Major funding for these projects is provided from the Montgomery Housing Initiative Fund and other County Funds, the Federal HOME Grant, the Federal Community Development Block Grant, and State grants. The program emphasizes the leveraging of County funds with other public and private funds in undertaking these activities.
Elrich’s recommended FY27 operating budget cuts this program from $54 million to $46 million, a 15% reduction. That’s another cut.
Second, DHCA’s operating budget lists direct expenditures from the HIF. As the planning department described it, it supports a variety of spending including loans and grants to finance affordable housing production. Elrich’s recommended FY27 operating budget cuts HIF expenditures from $60 million to $52 million, a 13% reduction. That’s a third cut.
See the pattern, folks?
Let’s go to 30,000 feet. The chart below shows annual operating spending from the HIF and on Multi-Family Housing Programs since FY04 adjusted for inflation with the local CPI-U in FY27 dollars. (2026 inflation is estimated at the average change from January and March in 2025 and 2026, which is 2.88%. 2027 inflation is estimated at the average rate of the past ten years, which is 2.55%).

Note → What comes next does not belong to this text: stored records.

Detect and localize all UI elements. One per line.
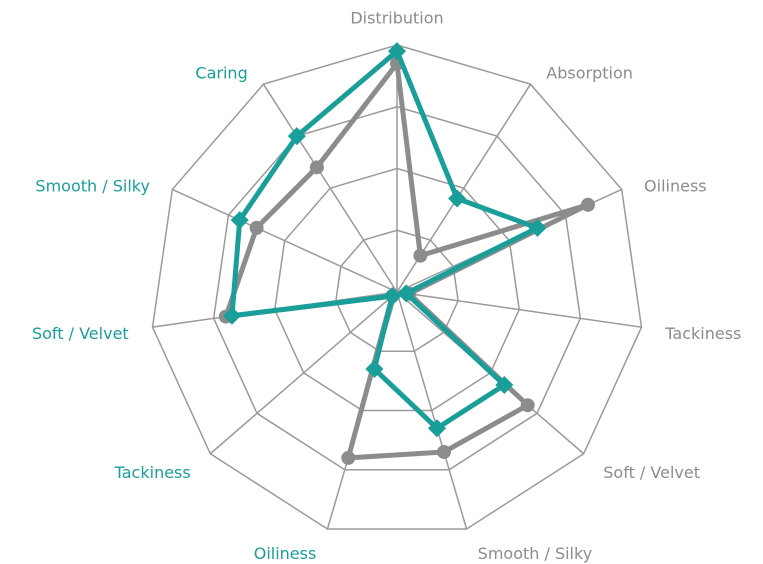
category-label: Absorption	[546, 64, 633, 83]
marker	[287, 127, 306, 146]
series-line	[229, 48, 540, 431]
spoke	[396, 291, 468, 530]
marker	[249, 220, 264, 235]
marker	[413, 248, 428, 263]
marker	[230, 211, 249, 230]
marker	[309, 160, 324, 175]
spoke	[209, 291, 398, 455]
series-line	[223, 61, 591, 461]
marker	[397, 284, 416, 303]
category-label: Distribution	[350, 9, 443, 28]
marker	[383, 287, 402, 306]
marker	[448, 189, 467, 208]
spoke	[262, 83, 398, 293]
marker	[365, 360, 384, 379]
spoke	[172, 188, 398, 293]
grid-ring	[335, 229, 459, 352]
grid-ring	[151, 44, 643, 530]
marker	[495, 376, 514, 395]
category-label: Oiliness	[254, 544, 317, 563]
marker	[428, 419, 447, 438]
grid-ring	[212, 105, 582, 471]
category-label: Tackiness	[664, 324, 741, 343]
category-label: Oiliness	[644, 176, 707, 195]
marker	[341, 450, 356, 465]
marker	[436, 444, 451, 459]
category-label: Soft / Velvet	[603, 463, 700, 482]
marker	[222, 306, 241, 325]
category-label: Tackiness	[114, 463, 191, 482]
spoke	[396, 291, 642, 328]
category-label: Caring	[195, 64, 247, 83]
category-label: Smooth / Silky	[478, 544, 593, 563]
marker	[520, 398, 535, 413]
category-label: Smooth / Silky	[35, 176, 150, 195]
marker	[388, 42, 406, 61]
category-label: Soft / Velvet	[32, 324, 129, 343]
marker	[528, 218, 547, 237]
marker	[580, 197, 595, 212]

The bottom line from the chart above is that after aggressively increasing spending on affordable housing production through the last couple years, the county’s expenditures appear to be stalling.
Why is this important?
Consider the state of multifamily housing production in Montgomery County. Rent control has destroyed most private multifamily housing construction. The only two sizable multifamily projects permitted in the last year were supported with public subsidies and/or tax breaks. Now public spending for housing is – at this moment – in decline.

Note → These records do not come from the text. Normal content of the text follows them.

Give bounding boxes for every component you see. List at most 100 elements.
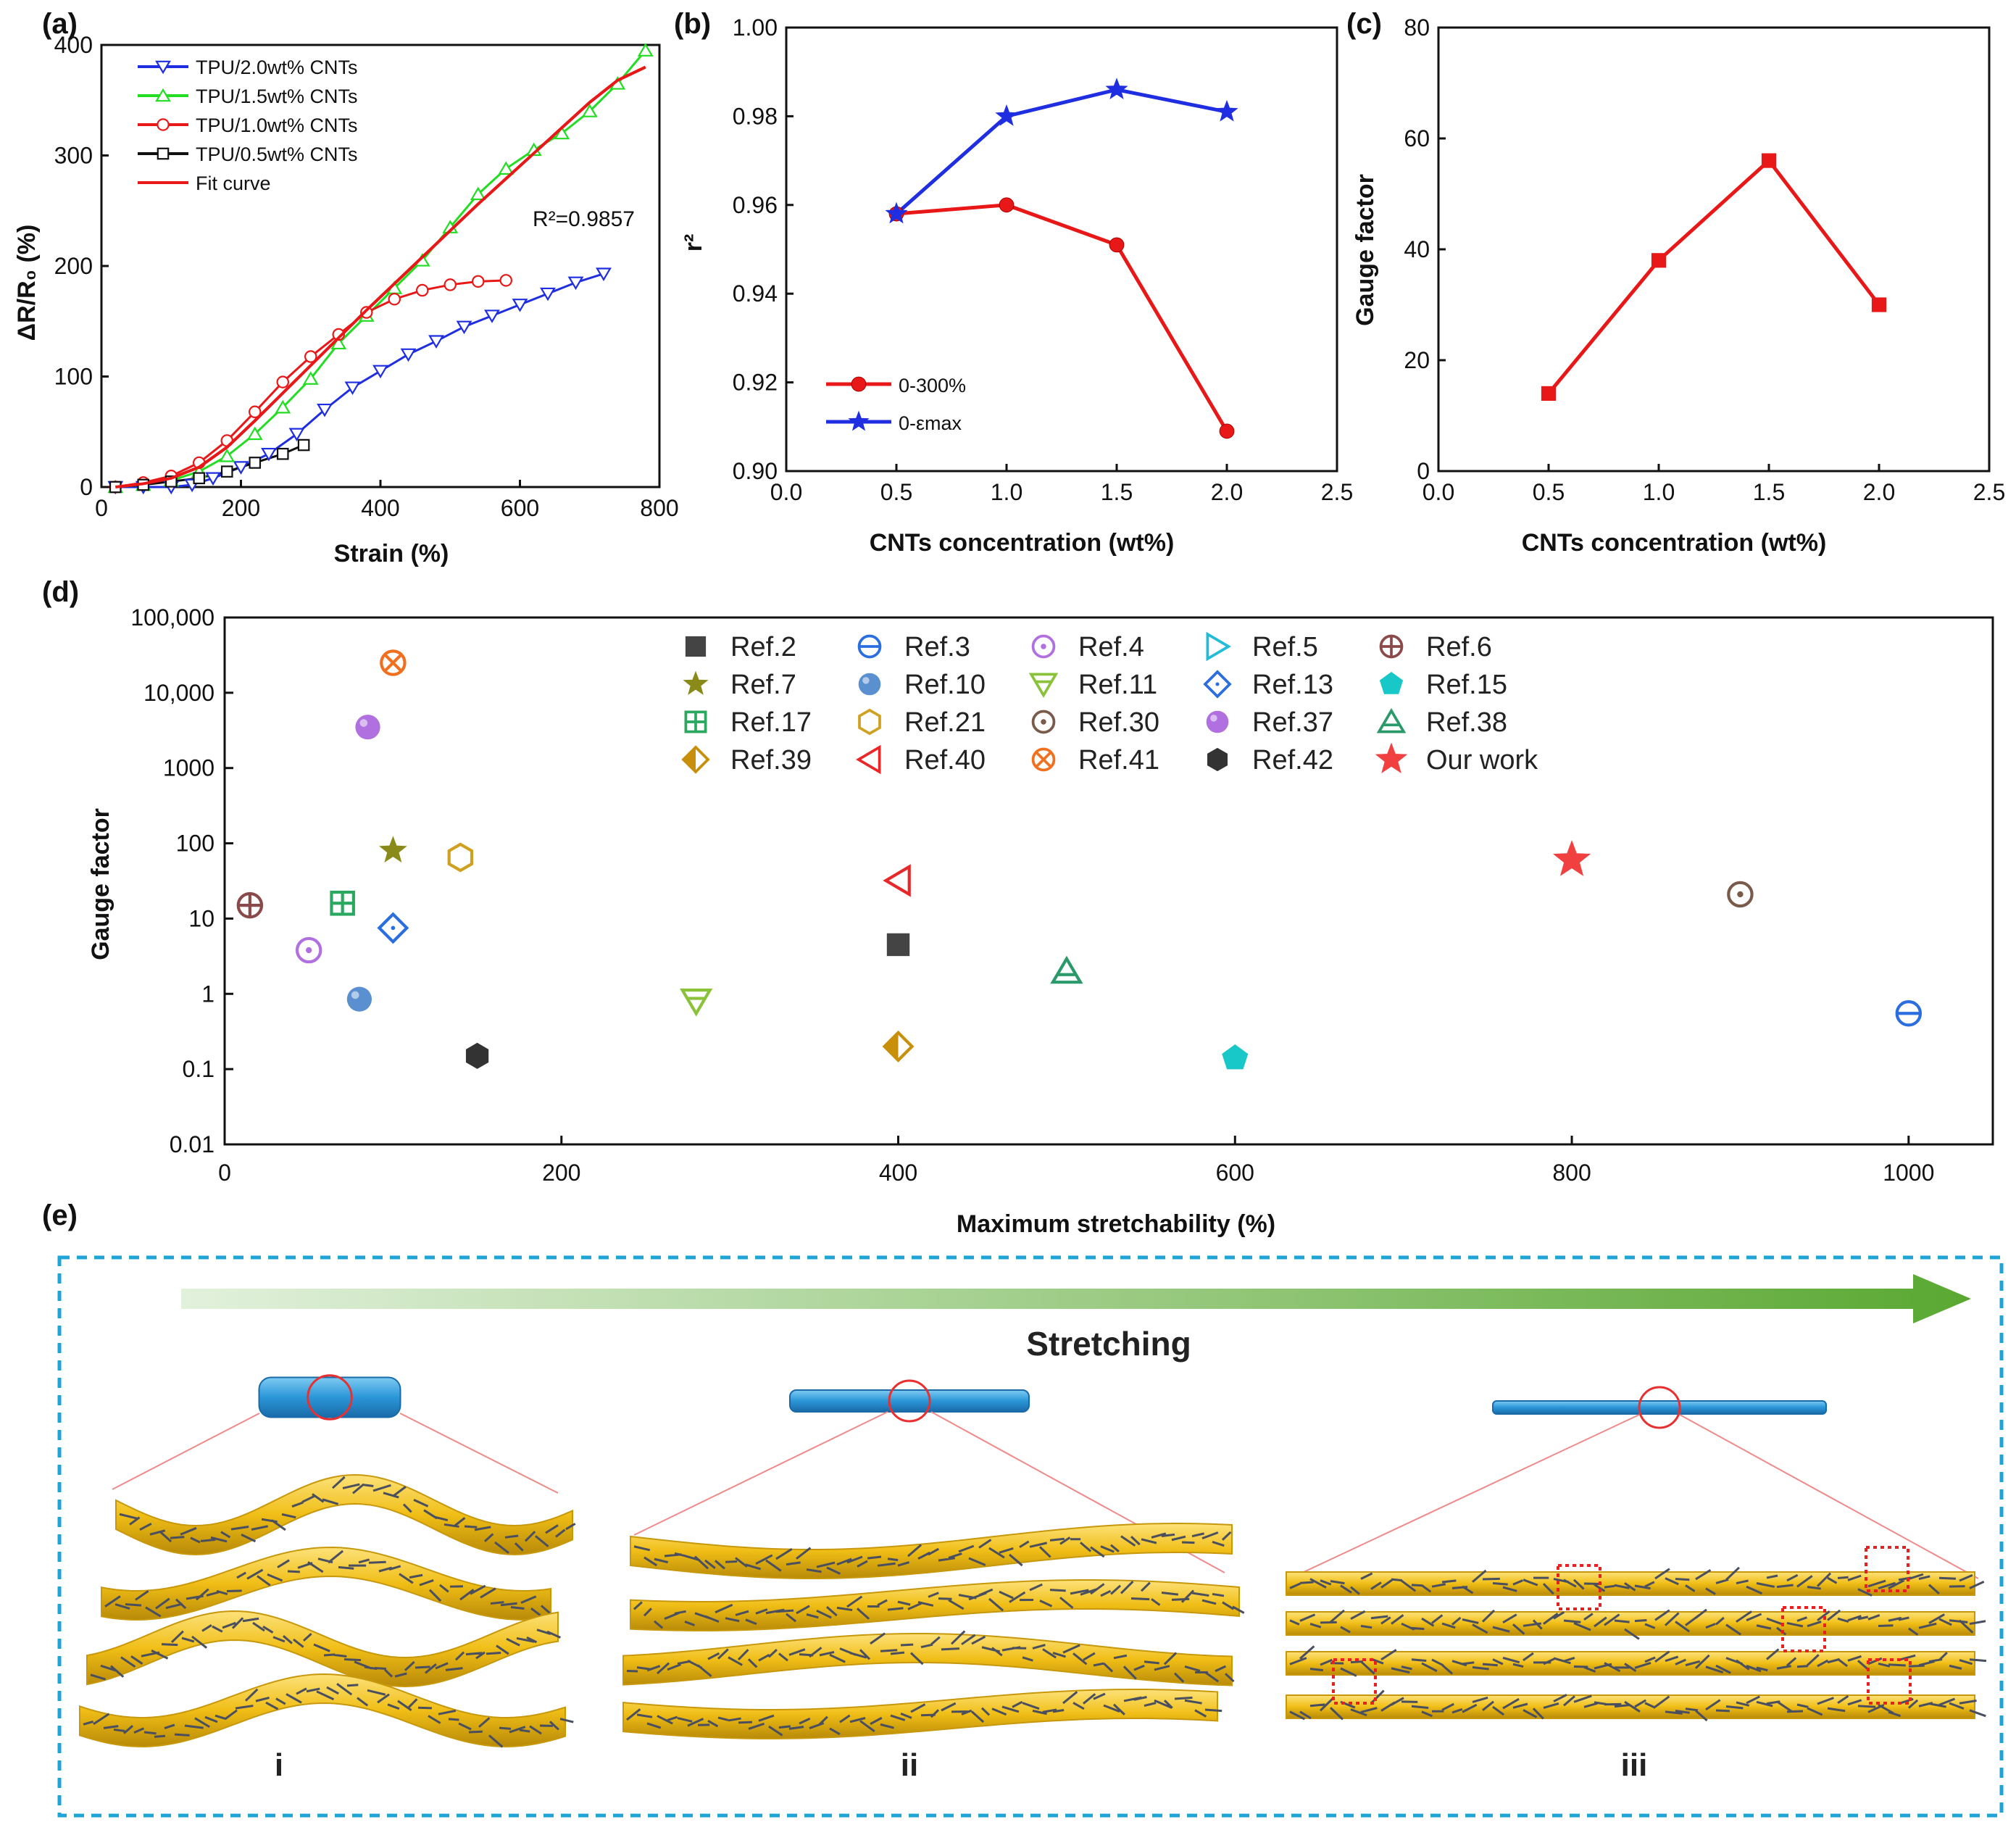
- panel-d-legend-marker-shape: [858, 673, 881, 696]
- panel-d-legend-marker-half: [683, 747, 696, 772]
- panel-d-legend-marker: [1379, 672, 1404, 694]
- panel-d-point-ref-42: [465, 1042, 489, 1069]
- panel-c-ytick-label: 0: [1417, 458, 1430, 484]
- cnt-network: [83, 1683, 574, 1748]
- panel-d-chart: Maximum stretchability (%) Gauge factor …: [87, 604, 1994, 1238]
- panel-a-xtick-label: 600: [501, 495, 539, 521]
- cnt-network: [104, 1550, 551, 1618]
- panel-a-point-shape: [220, 465, 233, 478]
- panel-b-point: [885, 201, 908, 224]
- panel-b-legend-marker-shape: [851, 376, 867, 392]
- panel-a-point: [276, 375, 290, 388]
- panel-d-legend-marker: [684, 710, 707, 733]
- panel-label-e: (e): [42, 1199, 78, 1231]
- panel-a-point: [443, 278, 457, 291]
- cnt-network: [90, 1617, 562, 1681]
- panel-c-point-shape: [1541, 386, 1557, 401]
- panel-a-point: [456, 320, 472, 335]
- panel-a-point: [275, 399, 291, 414]
- panel-c-series-line: [1547, 157, 1880, 395]
- panel-d-xlabel: Maximum stretchability (%): [957, 1210, 1275, 1238]
- panel-d-point-ref-3: [1895, 1000, 1923, 1027]
- panel-d-point-ref-21-shape: [447, 842, 474, 873]
- panel-d-legend-label: Ref.3: [904, 632, 970, 662]
- stage-i-fiber: [115, 1473, 573, 1556]
- panel-a-point: [372, 365, 388, 379]
- panel-a-legend-label: TPU/1.5wt% CNTs: [196, 86, 358, 107]
- panel-a-point-shape: [276, 375, 290, 388]
- stage-ii-filament-zoom-circle: [888, 1379, 931, 1423]
- panel-b-point-shape: [1109, 237, 1125, 253]
- panel-d-point-ref-42-shape: [465, 1042, 489, 1069]
- cnt-network: [1289, 1689, 1986, 1722]
- panel-a-point-shape: [596, 267, 612, 281]
- panel-a-point: [360, 306, 373, 319]
- panel-d-legend-marker-shape: [1375, 742, 1408, 773]
- panel-a-point-shape: [276, 447, 289, 460]
- panel-c-ytick-label: 80: [1404, 14, 1430, 41]
- panel-b-chart: CNTs concentration (wt%) r² 0-300% 0-εmax…: [680, 14, 1353, 557]
- panel-b-ytick-label: 0.92: [733, 370, 778, 396]
- panel-d-legend-marker: [683, 670, 709, 695]
- panel-a-point: [249, 405, 262, 419]
- panel-a-r2-annotation: R²=0.9857: [533, 207, 635, 231]
- panel-d-legend-marker: [1379, 634, 1404, 659]
- panel-c-point: [1651, 253, 1667, 268]
- panel-d-legend-marker: [685, 636, 707, 657]
- panel-a-legend-marker-shape: [155, 88, 171, 102]
- panel-b-xtick-label: 1.5: [1101, 479, 1133, 505]
- panel-a-point-shape: [540, 287, 556, 301]
- panel-a-legend-label: TPU/2.0wt% CNTs: [196, 57, 358, 78]
- panel-a-xtick-label: 200: [222, 495, 260, 521]
- panel-d-point-ref-13-dot: [391, 926, 396, 931]
- panel-b-xtick-label: 2.5: [1321, 479, 1353, 505]
- panel-c-ytick-label: 60: [1404, 125, 1430, 151]
- panel-a-point: [332, 328, 346, 341]
- stage-ii-filament: [789, 1389, 1030, 1413]
- panel-b-point: [1219, 423, 1235, 439]
- panel-d-point-ref-41: [380, 649, 407, 676]
- panel-a-ytick-label: 300: [54, 143, 93, 169]
- panel-a-point: [297, 438, 310, 452]
- stretching-arrow: [181, 1274, 1971, 1323]
- panel-a-point-shape: [246, 426, 263, 441]
- panel-d-point-ref-30: [1727, 881, 1754, 908]
- panel-d-legend-marker: [1206, 710, 1229, 733]
- panel-a-point-shape: [302, 371, 319, 385]
- panel-d-ytick-label: 100,000: [130, 604, 214, 631]
- panel-b-xtick-label: 0.0: [770, 479, 802, 505]
- panel-a-point-shape: [360, 306, 373, 319]
- cnt-network: [119, 1476, 576, 1554]
- panel-c-point: [1871, 297, 1887, 312]
- panel-a-point-shape: [484, 309, 500, 323]
- stage-iii-filament: [1492, 1400, 1827, 1415]
- panel-a-point: [554, 125, 570, 140]
- panel-c-ylabel: Gauge factor: [1351, 174, 1379, 326]
- panel-a-point-shape: [470, 186, 486, 201]
- cnt-network: [1289, 1645, 1987, 1677]
- panel-d-legend-label: Ref.10: [904, 670, 986, 700]
- panel-d-point-ref-13: [377, 912, 409, 944]
- panel-b-legend: 0-300% 0-εmax: [826, 375, 966, 434]
- panel-a-point-shape: [499, 274, 512, 287]
- panel-a-point: [415, 283, 429, 297]
- panel-b-legend-marker: [848, 410, 870, 431]
- panel-d-legend-marker: [858, 673, 881, 696]
- panel-a-point-shape: [400, 348, 417, 362]
- panel-d-xtick-label: 600: [1216, 1160, 1254, 1186]
- panel-a-legend-label: TPU/0.5wt% CNTs: [196, 144, 358, 165]
- panel-a-point-shape: [332, 328, 346, 341]
- schematic-dashed-frame: [57, 1255, 2004, 1818]
- panel-c-point-shape: [1871, 297, 1887, 312]
- cnt-network: [1289, 1608, 1986, 1640]
- schematic-stages: [79, 1374, 1987, 1748]
- panel-a-point-shape: [554, 125, 570, 140]
- panel-a-point: [246, 426, 263, 441]
- panel-c-ytick-label: 40: [1404, 236, 1430, 262]
- panel-d-xtick-label: 1000: [1883, 1160, 1934, 1186]
- stage-i-zoom-line: [399, 1413, 559, 1494]
- panel-d-legend: Ref.2 Ref.3 Ref.4 Ref.5 Ref.6 Ref.7 Ref.10 Ref.…: [681, 631, 1538, 775]
- panel-d-legend-marker: [1206, 631, 1231, 662]
- panel-d-legend-label: Ref.40: [904, 745, 986, 775]
- panel-a-series-line-0: [115, 273, 604, 488]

County programs like the HIF were originally conceived as supplements to private sector housing production. The main reason for this is that despite county requirements for moderately priced dwelling units in most large housing projects, county leaders believed that the government needed to intervene more directly to ensure the production of affordable units.
However, because of rent control, the private sector has mostly withdrawn from MoCo and the county government is becoming the MAIN source of housing production. If it is to replace the private sector entirely, the county must increase its spending by many times more than it has ever spent before. Instead, current reductions to government housing funding now threaten to cut multifamily unit production even more.
There are three solutions for this.
First, the county could repeal rent control, stimulate the restoration of private housing production and then levy impact taxes and property taxes on those projects to finance affordable housing construction. This would produce a production surge across many housing price points.
Second, the county could shift spending away from other programs and into housing. Of course, that risks offending the constituents of those other programs, many of whom wield power in election years like this one.
Third, the county could raise taxes on existing residents and businesses to finance affordable housing, thereby risking resident and capital flight. (Taxpayer outmigration is already happening.) It’s noteworthy that the current recommended operating budget already contains tax increases and many fee increases and still cuts housing spending.
Or county leaders could ignore the problem, do nothing and watch our housing shortage get much worse.
What’s your bet on the outcome, readers?